Starting today, cells made in the Gigafactory will be used in production Powerwall 2 and Powerpack 2 unit, and the aim is to start building battery cells destined for Model 3 cars starting in the second quarter of 2017. Tesla says it aims to have capacity ramped to the point where it’s production of lithium-ion cells tops 35 GWh/year, which is almost at the current electric battery production capacity of all the world’s suppliers combined.

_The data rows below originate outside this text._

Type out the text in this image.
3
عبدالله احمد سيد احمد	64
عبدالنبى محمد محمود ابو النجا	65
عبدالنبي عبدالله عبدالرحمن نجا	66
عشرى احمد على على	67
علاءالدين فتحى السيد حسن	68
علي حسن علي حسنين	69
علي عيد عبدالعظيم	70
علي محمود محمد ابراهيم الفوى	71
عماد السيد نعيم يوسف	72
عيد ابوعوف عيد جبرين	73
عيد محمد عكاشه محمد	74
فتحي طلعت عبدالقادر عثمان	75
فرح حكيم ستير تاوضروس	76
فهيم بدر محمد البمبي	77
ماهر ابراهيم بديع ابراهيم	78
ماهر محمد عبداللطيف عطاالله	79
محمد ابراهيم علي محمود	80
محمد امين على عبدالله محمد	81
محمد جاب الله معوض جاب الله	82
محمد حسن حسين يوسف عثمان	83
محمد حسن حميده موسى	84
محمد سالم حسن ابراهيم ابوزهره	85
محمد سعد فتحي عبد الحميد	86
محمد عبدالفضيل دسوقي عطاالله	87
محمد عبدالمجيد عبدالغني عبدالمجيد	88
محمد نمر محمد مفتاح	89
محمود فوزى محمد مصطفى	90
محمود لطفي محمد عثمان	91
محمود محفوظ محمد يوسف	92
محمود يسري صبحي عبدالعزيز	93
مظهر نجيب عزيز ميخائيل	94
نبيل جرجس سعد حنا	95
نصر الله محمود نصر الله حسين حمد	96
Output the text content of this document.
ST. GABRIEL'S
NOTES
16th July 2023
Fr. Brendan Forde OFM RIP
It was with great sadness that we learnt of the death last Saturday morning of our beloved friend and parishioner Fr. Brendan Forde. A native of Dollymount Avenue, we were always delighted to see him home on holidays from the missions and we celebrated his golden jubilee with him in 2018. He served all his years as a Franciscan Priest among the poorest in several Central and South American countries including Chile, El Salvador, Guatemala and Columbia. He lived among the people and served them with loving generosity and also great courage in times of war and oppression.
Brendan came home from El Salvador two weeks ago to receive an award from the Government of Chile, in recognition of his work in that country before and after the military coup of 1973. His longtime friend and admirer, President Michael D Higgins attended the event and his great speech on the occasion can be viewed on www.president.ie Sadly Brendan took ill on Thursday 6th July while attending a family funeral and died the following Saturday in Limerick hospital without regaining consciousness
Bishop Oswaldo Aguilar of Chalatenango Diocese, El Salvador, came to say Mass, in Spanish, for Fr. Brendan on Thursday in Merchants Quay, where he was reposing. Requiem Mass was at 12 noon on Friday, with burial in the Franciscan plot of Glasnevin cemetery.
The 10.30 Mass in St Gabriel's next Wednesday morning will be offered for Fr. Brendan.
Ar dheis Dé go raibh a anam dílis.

While the Gigafactory is operational, it is far from complete – the design Tesla used allows it to open different phases for business as construction finishes on each, which is what will help them use it to build production batteries now, but also scale to much greater production capacity over time. At the current stage, the factory is under 30 percent done, yet still manages to occupy 1.9 million square feet, Tesla says, with interior operational space of 4.9 million square feet total because of how it’s using different floors.
The Gigafactory is looking to not only satisfy Tesla’s growing demand in terms of volume, but also drop the individual cost of batteries through se of automated production capacity, and improved processes that will result in fewer units being discarded for defects and failure to meet standards after they’re produced. Tesla also notes that despite its use of highly-automated production line tech, the Gigafactory will itself eventually employ 6,500 people directly.
Tesla reported Tuesday that it built 83,922 vehicles across 2016, but delivered 76,230, under its target of 80,000 for the year. It cited missed shipping cut-offs and also production challenges caused by the shift to Tesla HW2 sensor packages in Model X and S vehicles, which changes the sensor and on-board computing load out to pave the way for eventual introduction of full self-driving features. Still, boosted battery production will definitely contribute to Tesla being able to meet its goals in the future.